The Covid pandemic changed the incentives. With widespread confusion and fear, there was a huge market for information — and misinformation. Mainstream doctors were a dime a dozen. Contrarians and fringe voices, however, could readily get attention from media — and alternative media — leveraging their credentials to build their brands and capture sizable audiences. Much of this attention came from the political right as right-wing groups and politicians were working to restore economic normalcy quickly and without burdensome new restrictions on business.
McCullough was already no stranger to controversy, having served as the editor of a cardiac journal that came under fire for publishing articles plagued by conflicts of interest. He latched onto hydroxychloroquine in 2020, which Donald Trump had called a “miracle cure” in March of that year, encouraging its use outside of clinical trials.
“My own conclusion from a review of the literature is that HCQ has not failed the randomized trials, but researchers have failed HCQ,” he wrote in an August 2020 op-ed for The Hill titled, “Why doctors and researchers need access to hydroxychloroquine.”
For McCullough, supplements are the perfect game, allowing him to profit off of the vaccine fear he has encouraged for years now.
McCullough’s name also appears in a 2022 House report detailing a pressure campaign by Trump allies in the summer of 2020 against the Food and Drug Administration over its revocation of the drug’s emergency use authorization. The FDA granted the EUA in March 2020 after Donald Trump’s public endorsement — an apparent quick fix to the public health crisis hanging over his re-election bid. The FDA’s decision to restrict use of the drug, following a large-scale study in June 2020 showing that the drug was ineffective against Covid, rankled the president’s allies.
That November, after hydroxychloroquine’s efficacy as a Covid treatment had been thoroughly discredited through repeat study, McCullough testified at a Senate hearing organized by Sen. Ron Johnson, R-Wis., on Covid “outpatient treatments” where he promoted the drug. Three months later, in early 2021, Baylor Scott & White Health and McCullough entered into a confidential separation agreement. Several months after that, the Baylor health care system took out a temporary restraining order against the doctor for continuing to claim affiliation with the institution while spreading misinformation about vaccines and the pandemic. At the time, McCullough’s attorney said that the affiliations were “said/printed by a third party with no encouragement from Dr. McCullough,” who “does not and cannot control third parties.”

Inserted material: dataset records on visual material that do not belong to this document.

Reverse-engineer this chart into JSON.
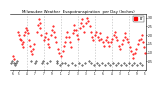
{
  "title": "Milwaukee Weather  Evapotranspiration  per Day (Inches)",
  "background_color": "#ffffff",
  "plot_bg_color": "#ffffff",
  "grid_color": "#bbbbbb",
  "x_min": 0,
  "x_max": 152,
  "y_min": 0.0,
  "y_max": 0.32,
  "y_ticks": [
    0.05,
    0.1,
    0.15,
    0.2,
    0.25,
    0.3
  ],
  "y_tick_labels": [
    ".05",
    ".10",
    ".15",
    ".20",
    ".25",
    ".30"
  ],
  "legend_label": "ET",
  "legend_color": "#ff0000",
  "red_data": [
    [
      3,
      0.08
    ],
    [
      4,
      0.06
    ],
    [
      9,
      0.22
    ],
    [
      10,
      0.2
    ],
    [
      11,
      0.18
    ],
    [
      12,
      0.17
    ],
    [
      13,
      0.15
    ],
    [
      14,
      0.13
    ],
    [
      15,
      0.16
    ],
    [
      16,
      0.2
    ],
    [
      17,
      0.22
    ],
    [
      18,
      0.24
    ],
    [
      19,
      0.23
    ],
    [
      20,
      0.21
    ],
    [
      21,
      0.17
    ],
    [
      22,
      0.14
    ],
    [
      23,
      0.11
    ],
    [
      25,
      0.09
    ],
    [
      26,
      0.12
    ],
    [
      27,
      0.15
    ],
    [
      30,
      0.22
    ],
    [
      31,
      0.26
    ],
    [
      32,
      0.29
    ],
    [
      33,
      0.27
    ],
    [
      34,
      0.24
    ],
    [
      35,
      0.2
    ],
    [
      38,
      0.17
    ],
    [
      39,
      0.19
    ],
    [
      40,
      0.21
    ],
    [
      42,
      0.18
    ],
    [
      43,
      0.15
    ],
    [
      44,
      0.13
    ],
    [
      46,
      0.2
    ],
    [
      47,
      0.23
    ],
    [
      48,
      0.25
    ],
    [
      49,
      0.22
    ],
    [
      50,
      0.19
    ],
    [
      51,
      0.16
    ],
    [
      54,
      0.12
    ],
    [
      55,
      0.1
    ],
    [
      57,
      0.08
    ],
    [
      59,
      0.11
    ],
    [
      60,
      0.14
    ],
    [
      61,
      0.16
    ],
    [
      63,
      0.19
    ],
    [
      64,
      0.22
    ],
    [
      66,
      0.19
    ],
    [
      67,
      0.16
    ],
    [
      68,
      0.13
    ],
    [
      70,
      0.21
    ],
    [
      71,
      0.23
    ],
    [
      72,
      0.26
    ],
    [
      74,
      0.23
    ],
    [
      75,
      0.2
    ],
    [
      76,
      0.18
    ],
    [
      78,
      0.24
    ],
    [
      79,
      0.27
    ],
    [
      80,
      0.29
    ],
    [
      82,
      0.25
    ],
    [
      83,
      0.22
    ],
    [
      85,
      0.27
    ],
    [
      86,
      0.3
    ],
    [
      87,
      0.28
    ],
    [
      89,
      0.25
    ],
    [
      90,
      0.22
    ],
    [
      92,
      0.19
    ],
    [
      93,
      0.17
    ],
    [
      95,
      0.2
    ],
    [
      96,
      0.22
    ],
    [
      98,
      0.19
    ],
    [
      99,
      0.17
    ],
    [
      101,
      0.21
    ],
    [
      102,
      0.18
    ],
    [
      104,
      0.16
    ],
    [
      105,
      0.14
    ],
    [
      107,
      0.17
    ],
    [
      108,
      0.19
    ],
    [
      110,
      0.16
    ],
    [
      111,
      0.14
    ],
    [
      113,
      0.16
    ],
    [
      114,
      0.18
    ],
    [
      116,
      0.2
    ],
    [
      117,
      0.22
    ],
    [
      119,
      0.19
    ],
    [
      120,
      0.17
    ],
    [
      122,
      0.14
    ],
    [
      123,
      0.12
    ],
    [
      125,
      0.15
    ],
    [
      126,
      0.17
    ],
    [
      128,
      0.19
    ],
    [
      129,
      0.21
    ],
    [
      131,
      0.18
    ],
    [
      132,
      0.16
    ],
    [
      134,
      0.13
    ],
    [
      135,
      0.11
    ],
    [
      137,
      0.09
    ],
    [
      138,
      0.07
    ],
    [
      140,
      0.1
    ],
    [
      141,
      0.12
    ],
    [
      143,
      0.15
    ],
    [
      144,
      0.17
    ],
    [
      146,
      0.18
    ],
    [
      147,
      0.2
    ],
    [
      149,
      0.16
    ],
    [
      150,
      0.13
    ],
    [
      151,
      0.1
    ]
  ],
  "black_data": [
    [
      1,
      0.04
    ],
    [
      2,
      0.05
    ],
    [
      5,
      0.04
    ],
    [
      6,
      0.03
    ],
    [
      7,
      0.04
    ],
    [
      8,
      0.05
    ],
    [
      24,
      0.05
    ],
    [
      28,
      0.04
    ],
    [
      29,
      0.05
    ],
    [
      36,
      0.04
    ],
    [
      37,
      0.05
    ],
    [
      41,
      0.04
    ],
    [
      45,
      0.05
    ],
    [
      52,
      0.04
    ],
    [
      53,
      0.05
    ],
    [
      56,
      0.03
    ],
    [
      58,
      0.04
    ],
    [
      62,
      0.04
    ],
    [
      65,
      0.03
    ],
    [
      69,
      0.04
    ],
    [
      73,
      0.03
    ],
    [
      77,
      0.04
    ],
    [
      81,
      0.03
    ],
    [
      84,
      0.04
    ],
    [
      88,
      0.05
    ],
    [
      91,
      0.04
    ],
    [
      94,
      0.03
    ],
    [
      97,
      0.04
    ],
    [
      100,
      0.03
    ],
    [
      103,
      0.04
    ],
    [
      106,
      0.03
    ],
    [
      109,
      0.04
    ],
    [
      112,
      0.03
    ],
    [
      115,
      0.04
    ],
    [
      118,
      0.03
    ],
    [
      121,
      0.04
    ],
    [
      124,
      0.03
    ],
    [
      127,
      0.04
    ],
    [
      130,
      0.03
    ],
    [
      133,
      0.04
    ],
    [
      136,
      0.03
    ],
    [
      139,
      0.04
    ],
    [
      142,
      0.03
    ],
    [
      145,
      0.04
    ],
    [
      148,
      0.03
    ]
  ],
  "vline_positions": [
    19,
    38,
    57,
    76,
    95,
    114,
    133
  ],
  "xtick_positions": [
    3,
    10,
    19,
    28,
    38,
    47,
    57,
    66,
    76,
    85,
    95,
    104,
    114,
    123,
    133,
    142,
    151
  ],
  "xtick_labels": [
    "6",
    "5",
    "4",
    "7",
    "7",
    "9",
    "1",
    "2",
    "3",
    "3",
    "1",
    "6",
    "4",
    "3",
    "1",
    "9",
    "5"
  ]
}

Around the time of the Baylor suit, Texas A&M cut ties with him, and another medical school removed him from its faculty page as well. Their reasons were not reported at the time. Earlier this year, it was reported that McCullough’s board certifications were finally revoked by the American Board of Internal Medicine, which told MedPage Today that it “doesn’t comment on individual physicians.”
But professional disgrace has done little to damage to McCullough, whose enterprises not only include his supplements business, but a nonprofit as well. The McCullough Foundation brought in $660,000 in 2023, according to public records. Although he did not take a salary from the group, it promotes his anti-vax work.
Key to his success has been consistent amplification by right-wing allies. A December 2021 interview with podcast host Joe Rogan blasted McCullough into the MAGA media stratosphere — and he’s still a recurring guest on Fox News and a feted speaker at numerous MAGA events. He has also found willing collaborators in various dark money groups like the Association of American Physicians and Surgeons and the anti-vaccine Unity Project. Just recently, Johnson brought McCullough back to testify at a Senate hearing about an alleged cover-up of vaccine harms.
Now, even Meghan McCain is hopping on board, lending her ostensibly “moderate” conservative celebrity to a lucrative business model. It all signals one thing: Anti-vax activism is now the mainstream Republican position.